27.01.2010

René Couanau, faux rebelle !

« René Couanau, rebelle mais pas trop » : tel est le titre du Pays Malouin suite aux vœux du maire de Saint-Malo. Humour de la part des journalistes mais en ce qui concerne l'intéressé, il est permis de penser plutôt à une volonté de se désolidariser d'un bourbier politique national devenu intenable et ingérable localement. Pour autant, il y a peu de temps,  René Couanau accueillait avec faste et enthousiasme le candidat Sarkozy pour le lancement de sa campagne présidentielle.



De même, prétendre aujourd'hui avoir eu une « démarche dynamique » pour créer la communauté d'agglomération et le pays de Saint-Malo, c'est oublier un peu vite que sans les lois Chevènement et Voynet de 2000, nous serions toujours condamnés à l''inertie dans laquelle baignait depuis des années la majorité municipale en 1999.
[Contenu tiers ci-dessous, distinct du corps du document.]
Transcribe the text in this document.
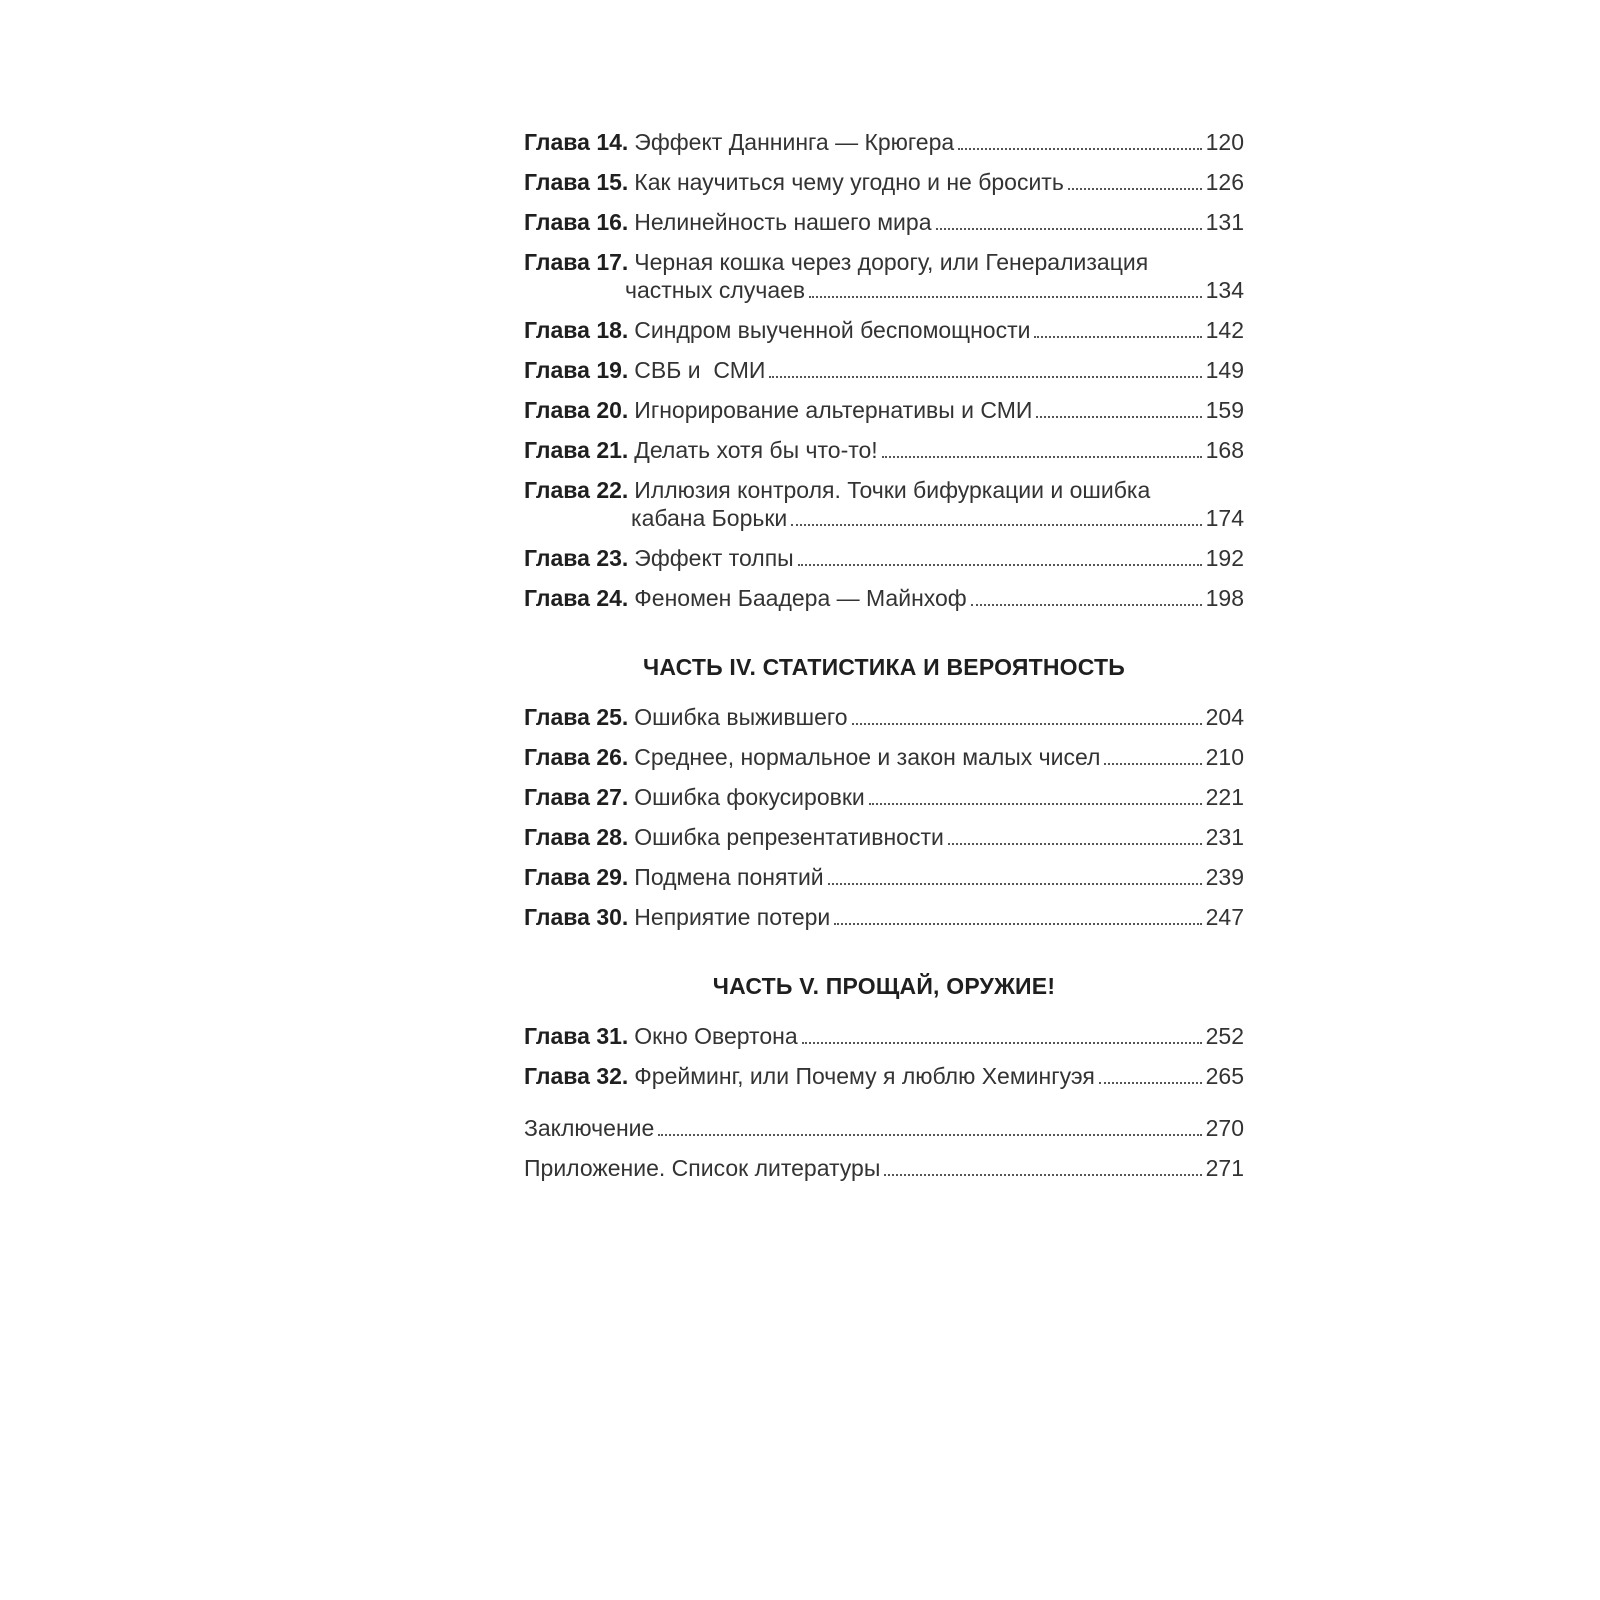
Глава 14. Эффект Даннинга — Крюгера	120
Глава 15. Как научиться чему угодно и не бросить	126
Глава 16. Нелинейность нашего мира	131
Глава 17. Черная кошка через дорогу, или Генерализация
частных случаев	134
Глава 18. Синдром выученной беспомощности	142
Глава 19. СВБ и  СМИ	149
Глава 20. Игнорирование альтернативы и СМИ	159
Глава 21. Делать хотя бы что-то!	168
Глава 22. Иллюзия контроля. Точки бифуркации и ошибка
кабана Борьки	174
Глава 23. Эффект толпы	192
Глава 24. Феномен Баадера — Майнхоф	198
ЧАСТЬ IV. СТАТИСТИКА И ВЕРОЯТНОСТЬ
Глава 25. Ошибка выжившего	204
Глава 26. Среднее, нормальное и закон малых чисел	210
Глава 27. Ошибка фокусировки	221
Глава 28. Ошибка репрезентативности	231
Глава 29. Подмена понятий	239
Глава 30. Неприятие потери	247
ЧАСТЬ V. ПРОЩАЙ, ОРУЖИЕ!
Глава 31. Окно Овертона	252
Глава 32. Фрейминг, или Почему я люблю Хемингуэя	265
Заключение	270
Приложение. Список литературы	271
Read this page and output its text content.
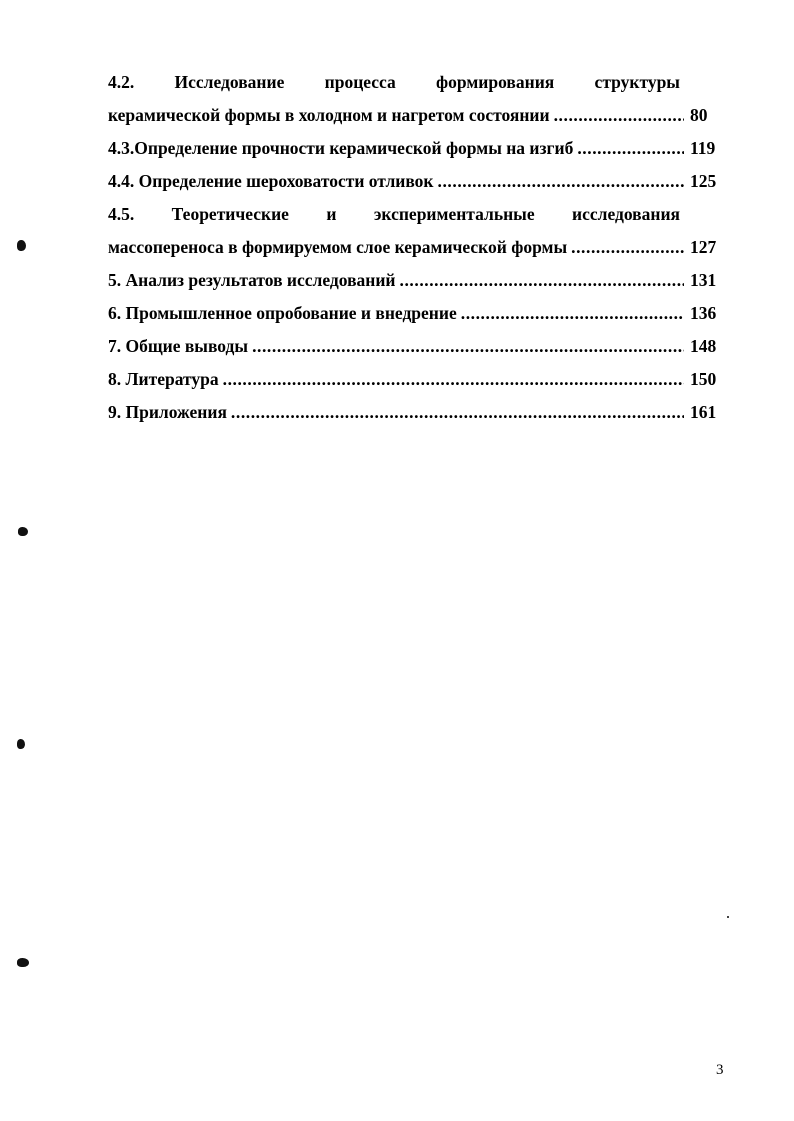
4.2. Исследование процесса формирования структуры
керамической формы в холодном и нагретом состоянии . . .	80
4.3.Определение прочности керамической формы на изгиб . . .	119
4.4. Определение шероховатости отливок . . .	125
4.5. Теоретические и экспериментальные исследования
массопереноса в формируемом слое керамической формы . . .	127
5. Анализ результатов исследований . . .	131
6. Промышленное опробование и внедрение . . .	136
7. Общие выводы . . .	148
8. Литература . . .	150
9. Приложения . . .	161
3
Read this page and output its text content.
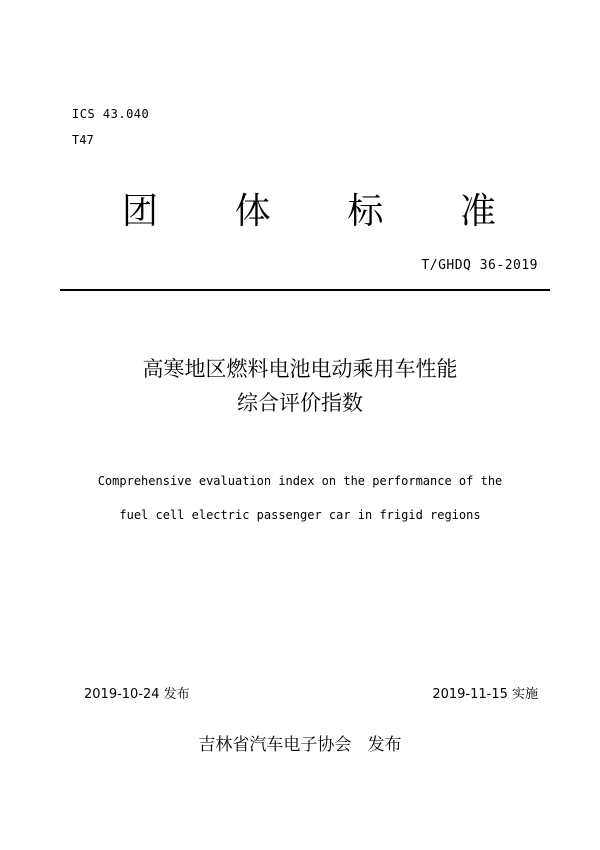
ICS 43.040
T47
团 体 标 准
T/GHDQ 36-2019
高寒地区燃料电池电动乘用车性能
综合评价指数
Comprehensive evaluation index on the performance of the
fuel cell electric passenger car in frigid regions
2019-10-24 发布	2019-11-15 实施
吉林省汽车电子协会   发布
Le maire aura en revanche tiré rapidement profit de ces lois qu'il n'a pas votées par une recherche de pouvoir sans partage. Ainsi, le maire et son premier adjoint refuse toute participation de l'opposition malouine aux travaux du conseil communautaire et du pays alors que se produit un transfert continu de prérogatives communales importantes vers l'agglomération.


Nous subissons pourtant toujours le manque d'enthousiasme initial du maire. Ainsi, le lancement des Plan Local de l’Habitat et Plan de Déplacement Urbain presque dix ans après la loi SRU de Lionel Jospin en 2000  explique notre retard dans le logement social et les transports en commun.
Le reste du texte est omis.